La communauté universitaire de Kinshasa est sous le choc. Dimanche, le professeur Denis Bungu, enseignant à la faculté d’agronomie de l’Université de Kinshasa (UNIKIN), a été victime d’une violente agression par des bandits. L’incident s’est produit alors qu’il se rendait à un rond-point pour prendre un bus à destination de Kikwit, où une invitation l’attendait. Les assaillants lui ont fracturé les deux bras et l’ont touché à la tête, le contraignant à subir une lourde opération chirurgicale.
Face à cette énième attaque, l’Association des Professeurs de l’Université de Kinshasa (APUKIN) a rompu le silence. Par la voix de son président, le professeur David Lubo, elle lance un cri d’alarme et une demande inédite. « Je demande officiellement que les professeurs d’université, en tant que cadres de ce pays, soient autorisés à porter une arme individuelle pour l’auto-défense », a-t-il déclaré. Cette revendication radicale illustre le sentiment d’abandon et de vulnérabilité totale qui saisit le corps professoral.
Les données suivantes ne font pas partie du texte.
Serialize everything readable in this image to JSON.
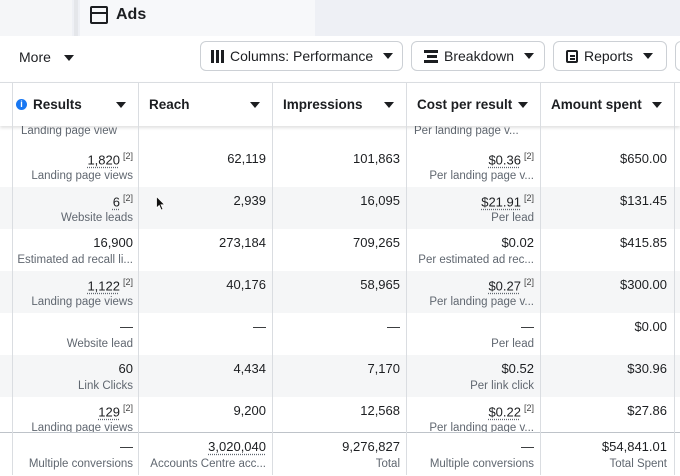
{
  "tab": {
    "title": "Ads"
  },
  "toolbar": {
    "more_label": "More",
    "columns_label": "Columns: Performance",
    "breakdown_label": "Breakdown",
    "reports_label": "Reports"
  },
  "headers": {
    "results": "Results",
    "reach": "Reach",
    "impressions": "Impressions",
    "cost": "Cost per result",
    "spent": "Amount spent"
  },
  "top_partial": {
    "results_sub": "Landing page view",
    "cost_sub": "Per landing page v..."
  },
  "rows": [
    {
      "results": "1,820",
      "results_sup": "[2]",
      "results_sub": "Landing page views",
      "reach": "62,119",
      "impressions": "101,863",
      "cost": "$0.36",
      "cost_sup": "[2]",
      "cost_sub": "Per landing page v...",
      "spent": "$650.00"
    },
    {
      "results": "6",
      "results_sup": "[2]",
      "results_sub": "Website leads",
      "reach": "2,939",
      "impressions": "16,095",
      "cost": "$21.91",
      "cost_sup": "[2]",
      "cost_sub": "Per lead",
      "spent": "$131.45"
    },
    {
      "results": "16,900",
      "results_sup": "",
      "results_sub": "Estimated ad recall li...",
      "reach": "273,184",
      "impressions": "709,265",
      "cost": "$0.02",
      "cost_sup": "",
      "cost_sub": "Per estimated ad rec...",
      "spent": "$415.85"
    },
    {
      "results": "1,122",
      "results_sup": "[2]",
      "results_sub": "Landing page views",
      "reach": "40,176",
      "impressions": "58,965",
      "cost": "$0.27",
      "cost_sup": "[2]",
      "cost_sub": "Per landing page v...",
      "spent": "$300.00"
    },
    {
      "results": "—",
      "results_sup": "",
      "results_sub": "Website lead",
      "reach": "—",
      "impressions": "—",
      "cost": "—",
      "cost_sup": "",
      "cost_sub": "Per lead",
      "spent": "$0.00"
    },
    {
      "results": "60",
      "results_sup": "",
      "results_sub": "Link Clicks",
      "reach": "4,434",
      "impressions": "7,170",
      "cost": "$0.52",
      "cost_sup": "",
      "cost_sub": "Per link click",
      "spent": "$30.96"
    },
    {
      "results": "129",
      "results_sup": "[2]",
      "results_sub": "Landing page views",
      "reach": "9,200",
      "impressions": "12,568",
      "cost": "$0.22",
      "cost_sup": "[2]",
      "cost_sub": "Per landing page v...",
      "spent": "$27.86"
    }
  ],
  "totals": {
    "results": "—",
    "results_sub": "Multiple conversions",
    "reach": "3,020,040",
    "reach_sub": "Accounts Centre acc...",
    "impressions": "9,276,827",
    "impressions_sub": "Total",
    "cost": "—",
    "cost_sub": "Multiple conversions",
    "spent": "$54,841.01",
    "spent_sub": "Total Spent"
  },
  "colors": {
    "accent": "#1877f2",
    "alt_row": "#f5f6f7",
    "grid": "#dadde1"
  },
  "icons": [
    "ads-window-icon",
    "columns-icon",
    "breakdown-icon",
    "reports-icon",
    "info-icon",
    "mouse-cursor-icon"
  ]
}
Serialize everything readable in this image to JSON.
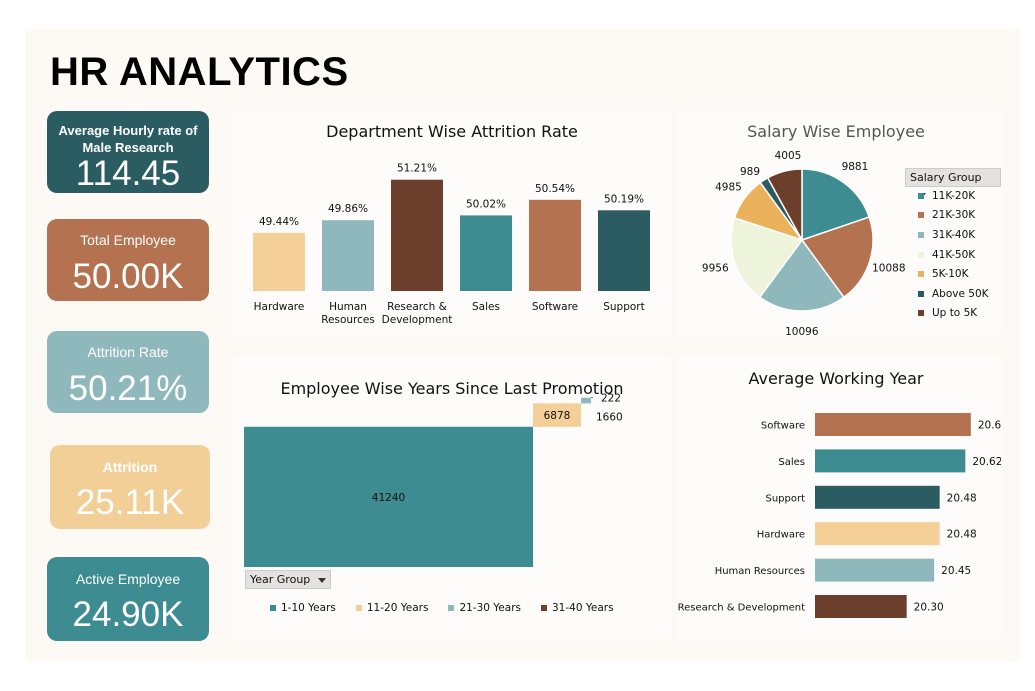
{
  "dashboard": {
    "title": "HR ANALYTICS"
  },
  "kpis": [
    {
      "id": "avg-hourly",
      "label": "Average Hourly rate of Male Research",
      "value": "114.45",
      "color": "#2a5c62"
    },
    {
      "id": "total-employee",
      "label": "Total Employee",
      "value": "50.00K",
      "color": "#b57250"
    },
    {
      "id": "attrition-rate",
      "label": "Attrition Rate",
      "value": "50.21%",
      "color": "#8fb8bd"
    },
    {
      "id": "attrition",
      "label": "Attrition",
      "value": "25.11K",
      "color": "#f3cf98"
    },
    {
      "id": "active-employee",
      "label": "Active Employee",
      "value": "24.90K",
      "color": "#3c8c91"
    }
  ],
  "chart_data": [
    {
      "id": "dept-attrition",
      "type": "bar",
      "title": "Department Wise Attrition Rate",
      "categories": [
        "Hardware",
        "Human\nResources",
        "Research &\nDevelopment",
        "Sales",
        "Software",
        "Support"
      ],
      "values": [
        49.44,
        49.86,
        51.21,
        50.02,
        50.54,
        50.19
      ],
      "data_labels": [
        "49.44%",
        "49.86%",
        "51.21%",
        "50.02%",
        "50.54%",
        "50.19%"
      ],
      "colors": [
        "#f5cf98",
        "#8fb8bd",
        "#6b3f2c",
        "#3c8c91",
        "#b57250",
        "#2a5c62"
      ],
      "ylim": [
        47.5,
        51.5
      ]
    },
    {
      "id": "salary-pie",
      "type": "pie",
      "title": "Salary Wise Employee",
      "filter_label": "Salary Group",
      "legend_position": "right",
      "labels": [
        "11K-20K",
        "21K-30K",
        "31K-40K",
        "41K-50K",
        "5K-10K",
        "Above 50K",
        "Up to 5K"
      ],
      "values": [
        9881,
        10088,
        10096,
        9956,
        4985,
        989,
        4005
      ],
      "colors": [
        "#3c8c91",
        "#b57250",
        "#8fb8bd",
        "#eef3dc",
        "#ebb25b",
        "#2a5c62",
        "#6b3f2c"
      ]
    },
    {
      "id": "promotion-waterfall",
      "type": "bar",
      "title": "Employee Wise Years Since Last Promotion",
      "filter_label": "Year Group",
      "legend_position": "bottom",
      "categories": [
        "1-10 Years",
        "11-20 Years",
        "21-30 Years",
        "31-40 Years"
      ],
      "values": [
        41240,
        6878,
        1660,
        222
      ],
      "colors": [
        "#3c8c91",
        "#f5cf98",
        "#8fb8bd",
        "#6b3f2c"
      ]
    },
    {
      "id": "avg-working-year",
      "type": "bar",
      "orientation": "horizontal",
      "title": "Average Working Year",
      "categories": [
        "Software",
        "Sales",
        "Support",
        "Hardware",
        "Human Resources",
        "Research & Development"
      ],
      "values": [
        20.65,
        20.62,
        20.48,
        20.48,
        20.45,
        20.3
      ],
      "colors": [
        "#b57250",
        "#3c8c91",
        "#2a5c62",
        "#f5cf98",
        "#8fb8bd",
        "#6b3f2c"
      ],
      "xlim": [
        19.8,
        20.7
      ]
    }
  ]
}
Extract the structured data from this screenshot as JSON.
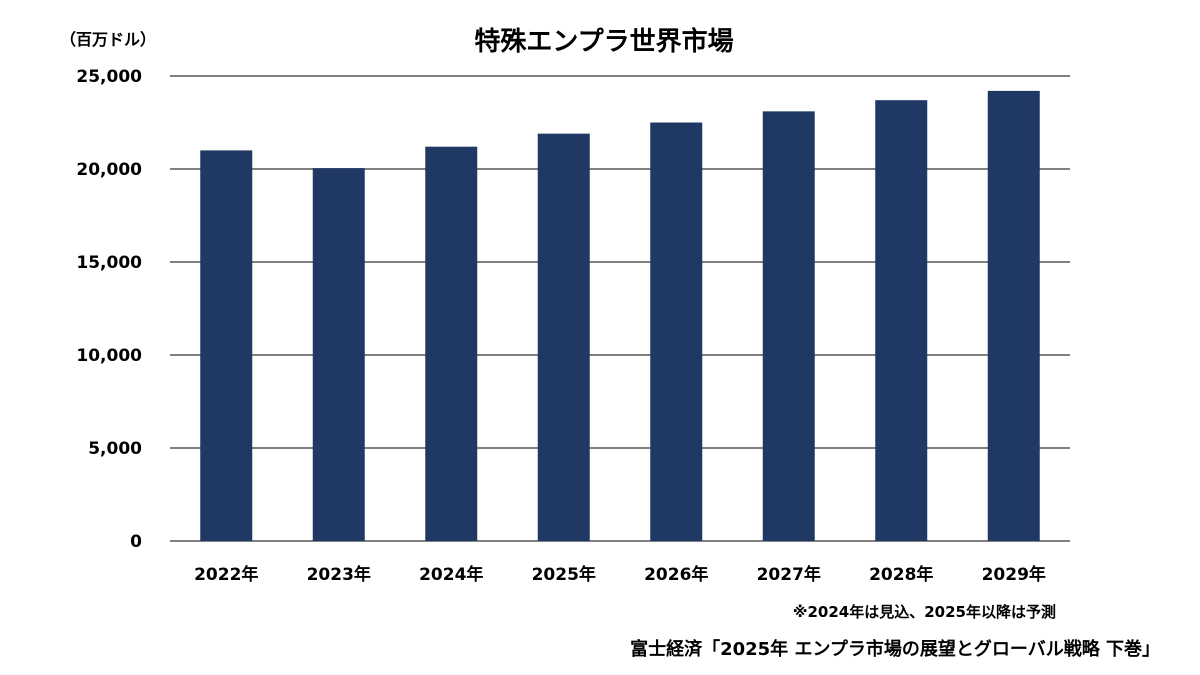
{
  "chart_data": {
    "type": "bar",
    "title": "特殊エンプラ世界市場",
    "unit_label": "（百万ドル）",
    "categories": [
      "2022年",
      "2023年",
      "2024年",
      "2025年",
      "2026年",
      "2027年",
      "2028年",
      "2029年"
    ],
    "values": [
      21000,
      20050,
      21200,
      21900,
      22500,
      23100,
      23700,
      24200
    ],
    "ylim": [
      0,
      25000
    ],
    "yticks": [
      0,
      5000,
      10000,
      15000,
      20000,
      25000
    ],
    "ytick_labels": [
      "0",
      "5,000",
      "10,000",
      "15,000",
      "20,000",
      "25,000"
    ],
    "grid": true,
    "bar_color": "#203864",
    "grid_color": "#000000",
    "note": "※2024年は見込、2025年以降は予測",
    "source": "富士経済「2025年 エンプラ市場の展望とグローバル戦略 下巻」"
  }
}
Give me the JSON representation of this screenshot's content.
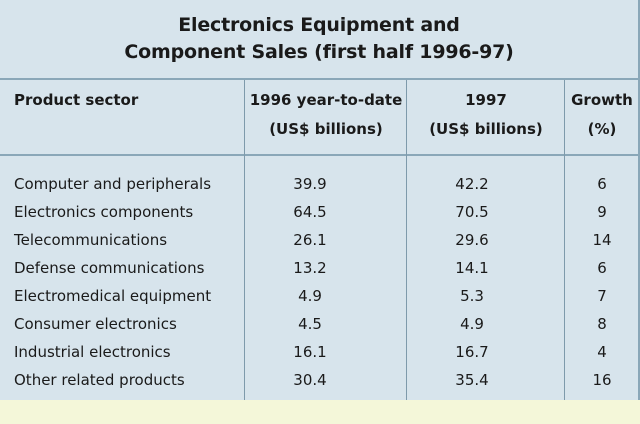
{
  "title_line1": "Electronics Equipment and",
  "title_line2": "Component Sales (first half 1996-97)",
  "columns": {
    "sector": "Product sector",
    "y96_line1": "1996 year-to-date",
    "y96_line2": "(US$ billions)",
    "y97_line1": "1997",
    "y97_line2": "(US$ billions)",
    "growth_line1": "Growth",
    "growth_line2": "(%)"
  },
  "rows": [
    {
      "sector": "Computer and peripherals",
      "y96": "39.9",
      "y97": "42.2",
      "growth": "6"
    },
    {
      "sector": "Electronics components",
      "y96": "64.5",
      "y97": "70.5",
      "growth": "9"
    },
    {
      "sector": "Telecommunications",
      "y96": "26.1",
      "y97": "29.6",
      "growth": "14"
    },
    {
      "sector": "Defense communications",
      "y96": "13.2",
      "y97": "14.1",
      "growth": "6"
    },
    {
      "sector": "Electromedical equipment",
      "y96": "4.9",
      "y97": "5.3",
      "growth": "7"
    },
    {
      "sector": "Consumer electronics",
      "y96": "4.5",
      "y97": "4.9",
      "growth": "8"
    },
    {
      "sector": "Industrial electronics",
      "y96": "16.1",
      "y97": "16.7",
      "growth": "4"
    },
    {
      "sector": "Other related products",
      "y96": "30.4",
      "y97": "35.4",
      "growth": "16"
    }
  ],
  "colors": {
    "table_background": "#d7e4ec",
    "page_background": "#f4f7d9",
    "rule": "#8aa7b8"
  },
  "chart_data": {
    "type": "table",
    "title": "Electronics Equipment and Component Sales (first half 1996-97)",
    "columns": [
      "Product sector",
      "1996 year-to-date (US$ billions)",
      "1997 (US$ billions)",
      "Growth (%)"
    ],
    "categories": [
      "Computer and peripherals",
      "Electronics components",
      "Telecommunications",
      "Defense communications",
      "Electromedical equipment",
      "Consumer electronics",
      "Industrial electronics",
      "Other related products"
    ],
    "series": [
      {
        "name": "1996 year-to-date (US$ billions)",
        "values": [
          39.9,
          64.5,
          26.1,
          13.2,
          4.9,
          4.5,
          16.1,
          30.4
        ]
      },
      {
        "name": "1997 (US$ billions)",
        "values": [
          42.2,
          70.5,
          29.6,
          14.1,
          5.3,
          4.9,
          16.7,
          35.4
        ]
      },
      {
        "name": "Growth (%)",
        "values": [
          6,
          9,
          14,
          6,
          7,
          8,
          4,
          16
        ]
      }
    ]
  }
}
L’agression du professeur Denis Bungu n’est malheureusement pas un cas isolé. Elle s’inscrit dans une série noire qui frappe les intellectuels congolais. En janvier dernier, le professeur Mathieu Abatha était sauvagement assassiné à son domicile de la commune de Lemba, sous les yeux de sa famille. Une vingtaine de bandits armés avaient fait irruption chez lui, dans une opération qui avait duré plus d’une heure. La spirale de la violence semble désormais cibler spécifiquement les enseignants. Mais pourquoi ?
Pour l’APUKIN, la réponse est multidimensionnelle. Le président David Lubo lie directement cette tragédie à la précarité des conditions de vie des enseignants. Il déplore l’échec du projet de véhicules de 2022, qui devait permettre aux scientifiques de ne plus recourir à des transports précaires, comme les motos, qui les exposent dangereusement. L’insécurité financière est un autre facteur aggravant, avec l’impayement des salaires pour le mois de janvier, fustigé par l’association. « On ne peut pas travailler avec une insécurité financière et la peur au ventre », affirme-t-il.
L’appel est désormais lancé aux plus hautes autorités. L’APUKIN somme le ministre de l’Intérieur et de la Sécurité de mettre en œuvre les recommandations issues du rassemblement général tenu après l’assassinat du professeur Abatha. La situation dépasse les frontières de Kinshasa. Des événements similaires sont déplorés à Kisangani et à Lubumbashi, dessinant une carte nationale de l’insécurité des professeurs en RDC. Les enseignants se sentent-ils devenus des cibles faciles dans un pays en crise ?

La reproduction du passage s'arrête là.